Related apps included "Escape3D: Library" by, "Know the lingo : the app to help you navigate your library" and a whole load of word game.

Friday, 29 May 2015

Really - Thing 11

Thing 11 is Augmented reality. AR is the use of technology to overlay digital information on an image of something being viewed through a device.

I first encountered an AR app in 2012, with the National Trust's ' 'Lost! 100 lost buildings of Melbourne' the Trust's iPhone app. The interactive 3D app enables users to "ghost" - visually overlay buildings from the past onto the present, by augmenting the iPhone's existing camera function. A history, photos and stories of these often long-demolished buildings is also available. 

On the left is the Fire Brigade Tower at the rear of 447 Little Bourke Street, built in 1882, it was the 6-storey lookout tower of Melbourne's first fire station. 

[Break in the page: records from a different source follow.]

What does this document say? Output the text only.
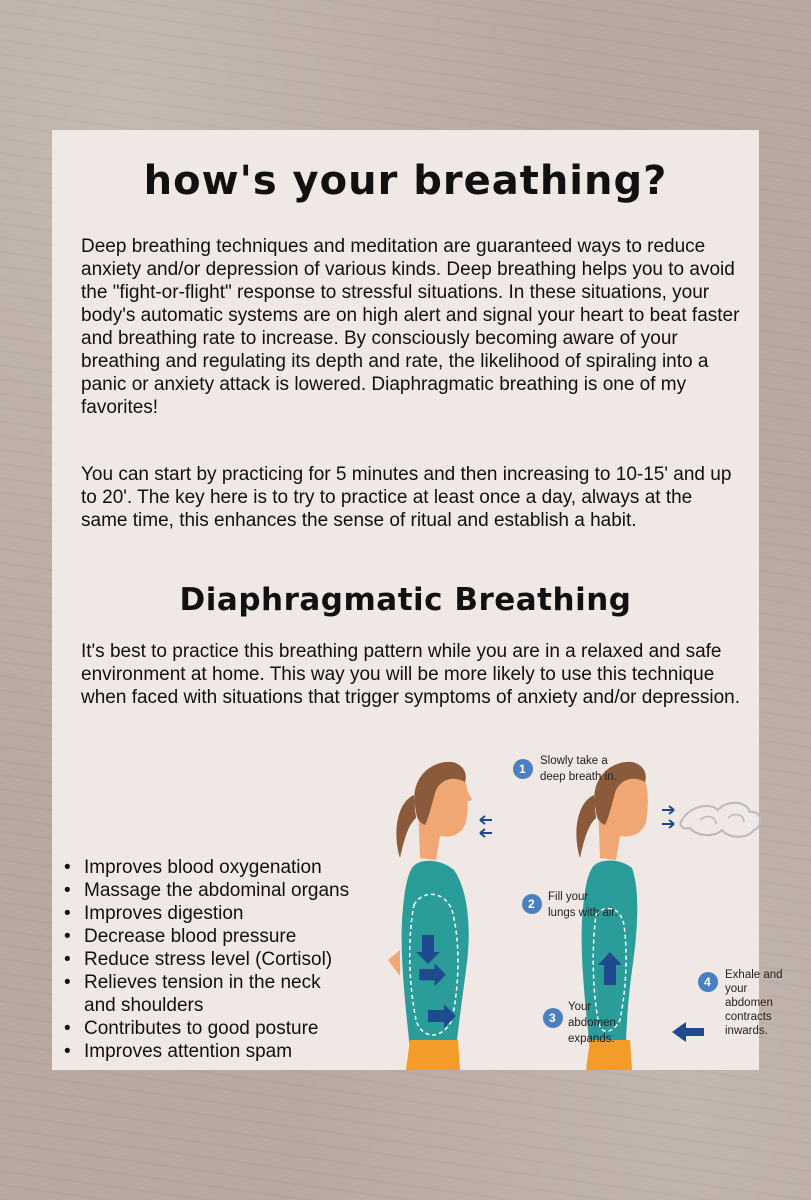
how's your breathing?
Deep breathing techniques and meditation are guaranteed ways to reduce anxiety and/or depression of various kinds. Deep breathing helps you to avoid the "fight-or-flight" response to stressful situations. In these situations, your body's automatic systems are on high alert and signal your heart to beat faster and breathing rate to increase. By consciously becoming aware of your breathing and regulating its depth and rate, the likelihood of spiraling into a panic or anxiety attack is lowered. Diaphragmatic breathing is one of my favorites!
You can start by practicing for 5 minutes and then increasing to 10-15' and up to 20'. The key here is to try to practice at least once a day, always at the same time, this enhances the sense of ritual and establish a habit.
Diaphragmatic Breathing
It's best to practice this breathing pattern while you are in a relaxed and safe environment at home. This way you will be more likely to use this technique when faced with situations that trigger symptoms of anxiety and/or depression.
• Improves blood oxygenation
• Massage the abdominal organs
• Improves digestion
• Decrease blood pressure
• Reduce stress level (Cortisol)
• Relieves tension in the neck and shoulders
• Contributes to good posture
• Improves attention spam
1
Slowly take a
deep breath in.
2 Fill your
lungs with air.
3
Your
abdomen
expands.
4 Exhale and
your
abdomen
contracts
inwards.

Playing underwater with the AR screen at The Dock library in Melbourne

Then recently on a visit to the new gee-whiz Library at the Dock in Melbourne's Docklands we got to see and play with their interactive screens, including the underwater themed one in the kids section (though the little girl in the green gumboots was the best prepared), and the time-lapse of the development of Docklands (what they are calling the greening of the precinct, as it changes from industrial to shopping and residential).

And finally I came across this YouTube video at Weburbanist on augmented sandbox real-time 3D topographical landscaping.

Library related applications of AR, include a LibraryThing “overlay” for the mobile phone app Layar. It draws on LibraryThing Local to show you the closest bookshops and libraries. Then how about "Virtual bay-ends" using the Aurasma platform -Pointing a mobile device at a particular image overlays directional arrows to where that type of resource is located – giving users an initial idea of where to find what they are looking for.
Maybe similar to this?
 Among the Thinking Points, I liked the idea of utilising AR technology to "overlay local history film and audio clips into your local environment using an AR app".